Yamanni-ryū

The Whipping Bō of the Chinen House

Yamanni-ryū, also called Yamanni Chinen-ryū, is an Okinawan school of the bō known for its wide, whipping strikes. Associated with the Chinen family of Shuri and systematised by Chinen Masami (1898–1976), it was carried into the present by Kishaba Chōgi and Toshihiro Ōshiro, though its pre-modern lineage is only partly documented.

The bō of the Chinen house

Yamanni-ryū (山根流), also called Yamanni Chinen-ryū, is an Okinawan school of the bō, the six-foot staff. It is set apart from other kobudō lines by its wide, whipping strikes and its use of the whole body to drive the staff, and it is often named among the main streams of Okinawan weaponry alongside the Taira and Matayoshi lines.

The Chinen lineage

The school is associated with the Chinen family of Shuri, and its systematisation is credited to Chinen Masami (知念眞三, 1898–1976), who drew the family's bō methods into the form taught today. Older accounts trace the line back through earlier Chinen teachers and, beyond them, to the eighteenth-century figure Sakugawa and to Chinese roots; Ryūpedia treats these earlier links as tradition rather than firmly established history.

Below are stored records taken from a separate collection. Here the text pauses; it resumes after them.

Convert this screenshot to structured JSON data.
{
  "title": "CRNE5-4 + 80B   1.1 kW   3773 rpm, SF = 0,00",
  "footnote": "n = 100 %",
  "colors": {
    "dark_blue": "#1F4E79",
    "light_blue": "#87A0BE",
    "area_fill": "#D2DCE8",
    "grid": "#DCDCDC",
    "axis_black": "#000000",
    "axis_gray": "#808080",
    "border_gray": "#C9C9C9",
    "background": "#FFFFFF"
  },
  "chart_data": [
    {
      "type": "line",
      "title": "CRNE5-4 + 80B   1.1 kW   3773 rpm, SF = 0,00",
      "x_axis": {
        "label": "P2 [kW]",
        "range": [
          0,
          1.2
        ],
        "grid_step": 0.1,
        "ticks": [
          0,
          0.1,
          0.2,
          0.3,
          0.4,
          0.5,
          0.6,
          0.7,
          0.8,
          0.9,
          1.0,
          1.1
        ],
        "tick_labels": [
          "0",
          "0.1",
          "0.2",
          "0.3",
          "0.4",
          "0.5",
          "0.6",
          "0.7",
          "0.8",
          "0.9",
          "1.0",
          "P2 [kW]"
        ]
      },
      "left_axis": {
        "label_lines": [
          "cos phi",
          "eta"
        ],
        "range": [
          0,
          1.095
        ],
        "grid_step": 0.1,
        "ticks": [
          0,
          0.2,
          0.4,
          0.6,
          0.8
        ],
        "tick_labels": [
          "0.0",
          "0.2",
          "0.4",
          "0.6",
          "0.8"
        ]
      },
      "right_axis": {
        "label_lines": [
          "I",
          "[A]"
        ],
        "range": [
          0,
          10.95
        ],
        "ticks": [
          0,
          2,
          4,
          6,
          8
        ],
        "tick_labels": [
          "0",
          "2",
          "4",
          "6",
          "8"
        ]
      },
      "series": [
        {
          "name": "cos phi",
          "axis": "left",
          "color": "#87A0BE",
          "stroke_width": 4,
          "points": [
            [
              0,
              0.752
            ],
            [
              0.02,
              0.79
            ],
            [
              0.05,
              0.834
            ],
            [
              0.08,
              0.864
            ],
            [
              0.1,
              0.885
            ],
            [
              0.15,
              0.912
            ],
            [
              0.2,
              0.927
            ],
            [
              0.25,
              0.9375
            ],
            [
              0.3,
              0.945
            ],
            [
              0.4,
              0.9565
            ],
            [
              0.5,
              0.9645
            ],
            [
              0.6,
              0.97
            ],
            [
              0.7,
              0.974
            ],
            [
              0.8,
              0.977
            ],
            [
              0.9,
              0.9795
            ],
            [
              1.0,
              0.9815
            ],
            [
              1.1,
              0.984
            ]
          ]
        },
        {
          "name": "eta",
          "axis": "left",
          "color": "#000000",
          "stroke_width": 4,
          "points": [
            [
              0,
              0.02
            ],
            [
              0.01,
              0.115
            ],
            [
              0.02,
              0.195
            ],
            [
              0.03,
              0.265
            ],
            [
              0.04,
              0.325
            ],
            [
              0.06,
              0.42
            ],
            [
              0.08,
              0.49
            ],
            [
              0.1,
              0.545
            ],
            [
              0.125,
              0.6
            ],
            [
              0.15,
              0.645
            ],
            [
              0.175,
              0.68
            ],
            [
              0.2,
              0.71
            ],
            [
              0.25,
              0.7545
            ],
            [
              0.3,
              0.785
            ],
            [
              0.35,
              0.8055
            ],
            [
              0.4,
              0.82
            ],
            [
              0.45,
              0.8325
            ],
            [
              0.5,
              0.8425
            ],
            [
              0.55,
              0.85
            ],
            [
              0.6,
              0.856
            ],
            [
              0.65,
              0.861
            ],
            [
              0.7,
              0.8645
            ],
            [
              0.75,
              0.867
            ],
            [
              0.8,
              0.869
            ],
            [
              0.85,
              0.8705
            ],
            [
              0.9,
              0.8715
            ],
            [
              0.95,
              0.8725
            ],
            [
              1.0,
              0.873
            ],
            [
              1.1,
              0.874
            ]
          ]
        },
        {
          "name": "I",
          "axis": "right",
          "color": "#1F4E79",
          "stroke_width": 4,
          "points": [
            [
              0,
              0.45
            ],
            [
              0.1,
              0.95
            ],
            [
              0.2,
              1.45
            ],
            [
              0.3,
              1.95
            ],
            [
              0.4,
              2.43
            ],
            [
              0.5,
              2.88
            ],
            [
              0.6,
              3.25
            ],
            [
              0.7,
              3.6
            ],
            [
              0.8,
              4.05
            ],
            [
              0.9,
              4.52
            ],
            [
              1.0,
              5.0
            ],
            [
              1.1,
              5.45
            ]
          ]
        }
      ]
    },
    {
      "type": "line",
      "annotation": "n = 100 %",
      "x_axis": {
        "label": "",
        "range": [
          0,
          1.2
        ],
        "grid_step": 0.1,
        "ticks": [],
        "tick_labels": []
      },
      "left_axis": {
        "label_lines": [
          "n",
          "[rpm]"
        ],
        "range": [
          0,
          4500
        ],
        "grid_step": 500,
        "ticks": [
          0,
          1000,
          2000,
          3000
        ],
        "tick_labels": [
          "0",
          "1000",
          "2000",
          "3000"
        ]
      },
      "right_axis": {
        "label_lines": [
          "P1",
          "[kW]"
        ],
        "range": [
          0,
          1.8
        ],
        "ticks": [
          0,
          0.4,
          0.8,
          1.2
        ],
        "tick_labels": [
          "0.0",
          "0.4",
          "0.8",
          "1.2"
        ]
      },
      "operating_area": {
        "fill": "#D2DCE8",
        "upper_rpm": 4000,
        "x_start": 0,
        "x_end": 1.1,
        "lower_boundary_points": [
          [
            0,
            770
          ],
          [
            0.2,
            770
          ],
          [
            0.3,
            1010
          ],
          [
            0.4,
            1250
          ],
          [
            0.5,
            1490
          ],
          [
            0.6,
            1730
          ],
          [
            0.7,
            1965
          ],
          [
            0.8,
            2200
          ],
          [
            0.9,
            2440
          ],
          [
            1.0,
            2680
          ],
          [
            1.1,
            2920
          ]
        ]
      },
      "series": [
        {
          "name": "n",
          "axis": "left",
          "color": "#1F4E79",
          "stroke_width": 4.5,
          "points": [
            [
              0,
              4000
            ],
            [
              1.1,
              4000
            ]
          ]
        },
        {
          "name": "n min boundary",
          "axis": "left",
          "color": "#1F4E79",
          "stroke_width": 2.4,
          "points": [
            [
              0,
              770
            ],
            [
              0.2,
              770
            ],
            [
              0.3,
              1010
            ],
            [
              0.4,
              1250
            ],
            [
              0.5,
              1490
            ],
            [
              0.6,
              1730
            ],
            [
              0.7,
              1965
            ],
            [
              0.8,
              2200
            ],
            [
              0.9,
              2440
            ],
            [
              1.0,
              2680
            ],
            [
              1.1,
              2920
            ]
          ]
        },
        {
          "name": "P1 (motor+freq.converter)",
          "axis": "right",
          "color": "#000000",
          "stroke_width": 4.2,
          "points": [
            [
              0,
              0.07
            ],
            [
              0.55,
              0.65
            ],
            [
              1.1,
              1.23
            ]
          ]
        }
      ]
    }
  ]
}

To drive the staff with the whole body, not the arms alone.

Carried into the present

In the later twentieth century the art was transmitted by Kishaba Chōgi and carried abroad by his student Toshihiro Ōshiro, through whom Yamanni-ryū became known outside Okinawa. It survives today as a living staff tradition, though the detail of its pre-modern lineage remains only partly documented.